リスク感度とは、言うなればリスクを嗅ぎ分ける能力で、危機を察知する動物的本能です。例えば、生成AIのような突如として現れたサービスを事業部門が前のめりで利用しようとした際、今後起こりうるリスクを肌感覚で察知し、「このままでは危険だから、ちょっと立ち止まって考えよう」と言えるかどうかです。こうしたリスク感度が高ければ、仮に技術力が弱かったとしても、その部分はIT部門にカバーしてもらえます。
外村:
最後にCISOとリスクオーナーの距離感について伺います。現在私はPwC JapanグループでCISOと同様の役割を担っていますが、2022年までは(CISOではなく)いわゆる第1線の事業リスクオーナーで、2023年はCISOと事業リスクオーナーを兼任するようなポジションでした。
実際に両方の立場を経験して感じたメリットは「第1線と第2線の立場で自問自答ができる」ことです。ですから、第2線しか知らない人間よりは、気の利いた施策が打てると自負しています。
その一方でデメリットもあると感じています。それは「第1線のことを理解しすぎると、第2線としての権威ある判断ができなくなる」ということです。理想は「ビジネスを理解し、その上でのリスク判定をする」というアプローチですが、逆説的に考えると「第1線の理解が浅いからこそ、純粋なリスク判定ができるのでは」と思うこともあります。
梶浦:
それは「ビジネス全体のアーキテクチャをどのように描くのか」という課題に関連するポイントであり、経営層を含めた場で議論する必要があります。ただし、残念ながら日本の経営者は会社としてどこまでリスクを許容するかという判断を下すことが苦手です。実際は信頼できる部下が情報を提供して解決の道筋を進言し、経営者が「だったらお前が言うとおりにしよう」というケースが大半です。
一方、米国企業のように経営者のトップダウン型で物事が決まるのであれば、CEOは防御を考えているCISOと、儲けることを考えている事業部門から説明を聞き、そのバランスラインを考えて決断します。そうしたCEOであれば、CISOは第1線の役割を求められません。

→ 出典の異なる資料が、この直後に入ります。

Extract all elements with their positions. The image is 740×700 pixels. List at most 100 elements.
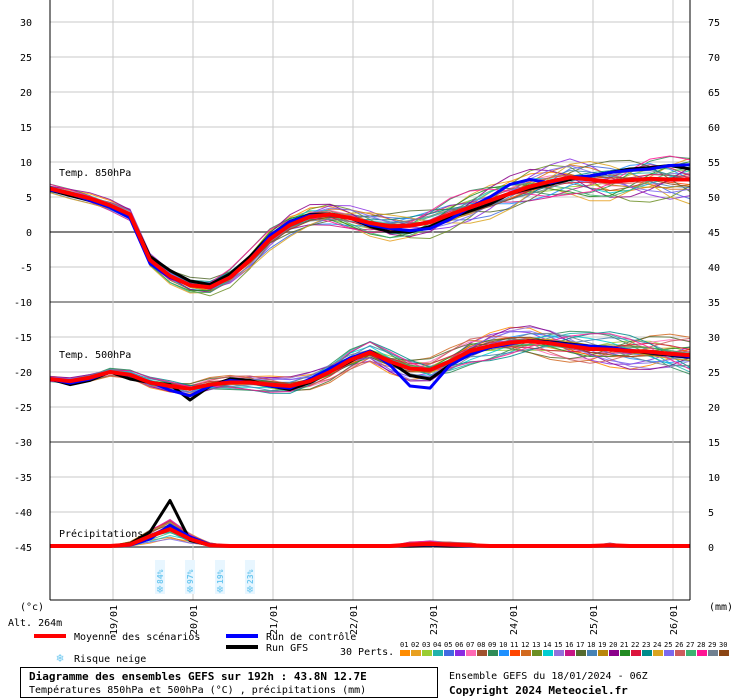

ですから、本来はセキュリティの専門家であるべきCISOが事業部門の領域まで考慮をして、適切な対策を提案しなければならないというのが日本の現状です。
外村:
CISOが「このリスクまでは許容できる」という見切りの決断もしなければならないのですね。今後CISOが果たす役割は、ますます拡大していくと実感しました。
ここまでのお話をお伺いして、これからのCISOが担うべき役割は高度化していくだけでなく、広範囲化していくということがよくわかりました。また、それに応えるためには技術力に加えて、ビジネスセンス、ステークホルダーとの折衝力など今までのCISOのイメージにない能力も必要になるのだと感じました。リスクという不確実性への対応という難しさに正面から向かい合うことがCISOとして必要な責任を果たすことにつながるのだと思います。